This book is pretty life-changing – encouraging, optimistic, rich with information. It got me off the sofa
Jeremy Vine
- A compelling and well researched chronicle of this very modern and largely unexplored catastrophe – the story of vanishing everyday movement
- Why regular physical movement is so fundamental to human wellbeing
- The story of the top experts trying to turn it around
- An empowering individual template for change
We are bombarded with images of fitness and sport, everything from the sculpted torsos of reality TV shows to stories about cycle races and ultra-marathons. But at the same time, four in ten British adults, and 80% of children, are so sedentary they don’t meet even the minimum recommended levels for movement. What’s going on?

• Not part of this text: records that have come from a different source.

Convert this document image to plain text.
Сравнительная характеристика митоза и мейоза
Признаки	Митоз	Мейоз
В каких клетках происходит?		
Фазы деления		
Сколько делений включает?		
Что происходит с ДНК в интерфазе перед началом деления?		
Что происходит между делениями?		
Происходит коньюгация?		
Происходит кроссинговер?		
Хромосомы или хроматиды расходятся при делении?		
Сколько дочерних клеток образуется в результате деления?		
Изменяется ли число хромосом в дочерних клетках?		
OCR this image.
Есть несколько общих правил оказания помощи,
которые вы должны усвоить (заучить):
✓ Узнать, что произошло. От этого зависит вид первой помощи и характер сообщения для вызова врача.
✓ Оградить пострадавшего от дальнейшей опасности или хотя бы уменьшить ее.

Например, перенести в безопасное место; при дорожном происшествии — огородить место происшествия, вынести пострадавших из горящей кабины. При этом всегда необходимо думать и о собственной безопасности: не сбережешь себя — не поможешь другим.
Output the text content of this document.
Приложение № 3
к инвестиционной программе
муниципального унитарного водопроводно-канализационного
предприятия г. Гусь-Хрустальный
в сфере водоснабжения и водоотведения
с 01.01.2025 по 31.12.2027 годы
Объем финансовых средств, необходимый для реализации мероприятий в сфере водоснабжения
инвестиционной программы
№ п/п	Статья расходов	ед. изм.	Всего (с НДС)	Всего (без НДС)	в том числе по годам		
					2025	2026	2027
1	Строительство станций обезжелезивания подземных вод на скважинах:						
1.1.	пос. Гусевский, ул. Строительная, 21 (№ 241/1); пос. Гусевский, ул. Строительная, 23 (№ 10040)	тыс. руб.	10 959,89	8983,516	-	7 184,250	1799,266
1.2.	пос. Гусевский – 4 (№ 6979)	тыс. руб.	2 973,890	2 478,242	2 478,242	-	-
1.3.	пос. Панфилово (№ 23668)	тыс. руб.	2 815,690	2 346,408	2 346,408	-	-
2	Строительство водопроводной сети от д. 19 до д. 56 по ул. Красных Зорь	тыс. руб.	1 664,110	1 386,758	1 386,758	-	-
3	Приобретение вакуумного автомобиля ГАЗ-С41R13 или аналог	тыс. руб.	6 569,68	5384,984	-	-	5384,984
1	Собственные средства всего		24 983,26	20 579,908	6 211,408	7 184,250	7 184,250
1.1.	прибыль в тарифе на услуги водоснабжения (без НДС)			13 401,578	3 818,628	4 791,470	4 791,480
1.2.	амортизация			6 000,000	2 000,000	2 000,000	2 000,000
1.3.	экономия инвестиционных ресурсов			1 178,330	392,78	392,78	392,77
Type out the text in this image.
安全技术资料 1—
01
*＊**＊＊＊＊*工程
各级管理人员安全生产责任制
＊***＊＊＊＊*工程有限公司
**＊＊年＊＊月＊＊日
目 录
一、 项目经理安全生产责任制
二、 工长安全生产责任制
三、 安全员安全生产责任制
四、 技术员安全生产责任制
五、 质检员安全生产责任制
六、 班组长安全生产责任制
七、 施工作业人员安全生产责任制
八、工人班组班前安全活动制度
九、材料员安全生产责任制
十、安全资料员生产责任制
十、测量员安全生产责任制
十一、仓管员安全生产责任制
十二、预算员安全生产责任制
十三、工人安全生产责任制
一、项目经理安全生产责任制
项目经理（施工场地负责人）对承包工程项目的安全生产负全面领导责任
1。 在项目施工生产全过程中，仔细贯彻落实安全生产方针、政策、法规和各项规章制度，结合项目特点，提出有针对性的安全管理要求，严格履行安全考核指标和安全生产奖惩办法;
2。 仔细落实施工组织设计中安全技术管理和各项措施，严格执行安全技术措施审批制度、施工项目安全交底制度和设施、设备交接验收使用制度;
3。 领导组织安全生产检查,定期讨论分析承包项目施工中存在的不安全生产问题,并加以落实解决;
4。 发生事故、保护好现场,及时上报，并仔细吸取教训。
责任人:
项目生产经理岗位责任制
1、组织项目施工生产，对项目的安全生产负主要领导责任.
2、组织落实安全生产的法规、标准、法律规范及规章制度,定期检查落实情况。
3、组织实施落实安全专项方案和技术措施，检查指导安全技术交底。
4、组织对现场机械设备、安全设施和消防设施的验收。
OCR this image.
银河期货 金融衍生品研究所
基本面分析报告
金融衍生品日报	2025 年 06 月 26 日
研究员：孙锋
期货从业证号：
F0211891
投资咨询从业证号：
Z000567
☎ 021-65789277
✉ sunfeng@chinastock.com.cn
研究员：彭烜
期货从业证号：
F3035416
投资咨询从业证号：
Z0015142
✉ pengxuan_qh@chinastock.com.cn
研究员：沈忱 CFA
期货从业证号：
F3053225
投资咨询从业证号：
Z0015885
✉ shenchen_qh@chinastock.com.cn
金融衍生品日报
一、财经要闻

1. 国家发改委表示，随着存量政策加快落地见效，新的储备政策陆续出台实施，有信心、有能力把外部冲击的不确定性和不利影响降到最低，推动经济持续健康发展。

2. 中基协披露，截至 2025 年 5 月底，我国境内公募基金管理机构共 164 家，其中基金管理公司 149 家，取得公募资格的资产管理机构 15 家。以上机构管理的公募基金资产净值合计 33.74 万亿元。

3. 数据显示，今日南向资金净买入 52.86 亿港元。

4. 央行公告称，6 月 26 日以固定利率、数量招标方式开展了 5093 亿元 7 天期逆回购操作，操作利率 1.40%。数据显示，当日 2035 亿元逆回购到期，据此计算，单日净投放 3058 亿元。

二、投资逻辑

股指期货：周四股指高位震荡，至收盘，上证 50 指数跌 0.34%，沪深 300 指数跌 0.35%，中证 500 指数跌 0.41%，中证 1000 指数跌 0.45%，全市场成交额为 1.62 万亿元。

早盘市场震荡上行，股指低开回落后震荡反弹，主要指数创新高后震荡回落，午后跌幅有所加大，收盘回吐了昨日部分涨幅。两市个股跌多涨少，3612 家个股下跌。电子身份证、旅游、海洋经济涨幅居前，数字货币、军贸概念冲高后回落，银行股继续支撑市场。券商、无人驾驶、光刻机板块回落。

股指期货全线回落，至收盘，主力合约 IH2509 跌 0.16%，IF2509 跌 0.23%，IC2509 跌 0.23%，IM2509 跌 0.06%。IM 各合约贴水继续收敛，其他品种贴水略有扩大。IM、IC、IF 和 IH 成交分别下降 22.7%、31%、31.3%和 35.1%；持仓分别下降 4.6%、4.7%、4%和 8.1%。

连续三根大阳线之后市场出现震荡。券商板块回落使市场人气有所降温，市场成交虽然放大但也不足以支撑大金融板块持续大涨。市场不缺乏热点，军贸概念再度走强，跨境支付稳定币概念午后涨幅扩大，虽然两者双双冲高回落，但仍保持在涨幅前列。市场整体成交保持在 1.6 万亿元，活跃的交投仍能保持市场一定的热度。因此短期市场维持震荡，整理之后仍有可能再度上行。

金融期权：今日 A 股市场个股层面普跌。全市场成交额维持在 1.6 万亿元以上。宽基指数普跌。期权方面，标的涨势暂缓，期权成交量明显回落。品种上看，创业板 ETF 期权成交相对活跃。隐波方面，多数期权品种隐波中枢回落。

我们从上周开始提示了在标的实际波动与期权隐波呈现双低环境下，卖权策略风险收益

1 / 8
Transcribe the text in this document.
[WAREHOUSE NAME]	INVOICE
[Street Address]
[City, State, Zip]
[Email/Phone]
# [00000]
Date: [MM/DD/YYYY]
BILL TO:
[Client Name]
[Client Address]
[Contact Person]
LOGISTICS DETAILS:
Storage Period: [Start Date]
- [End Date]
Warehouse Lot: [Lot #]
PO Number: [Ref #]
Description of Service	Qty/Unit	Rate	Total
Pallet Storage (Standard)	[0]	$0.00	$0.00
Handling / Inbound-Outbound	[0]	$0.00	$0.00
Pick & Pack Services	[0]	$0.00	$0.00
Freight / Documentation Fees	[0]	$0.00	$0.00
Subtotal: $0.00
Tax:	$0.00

The answer is simple: activity became exercise. What for centuries was universal and everyday has become the fetishised pursuit of a minority, whether the superhuman feats of elite athletes, or a chore slotted into busy schedules. Most people know physical activity is good for us. And yet 1.5 billion people around the world are so inactive they are at greater risk of everything from heart disease to diabetes, cancer, arthritis and depression, even dementia. Sedentary living now kills more people than obesity. Scientists call activity ‘The Miracle Pill’ – if you could turn incidental daily movement into a drug, it would be the most valuable pill in the world.
How did we get here? Daily, constant activity was an integral part of humanity for millennia, but in just a few decades movement was virtually designed out of people’s lives. Peter Walker chronicles this very modern and largely unexplored catastrophe, and the story of dozens of experts trying to turn it around. Walker also offers readers an empowering individual template for change – as well as, for some, a wake-up call that their lifestyle might not be quite as healthy as they believe.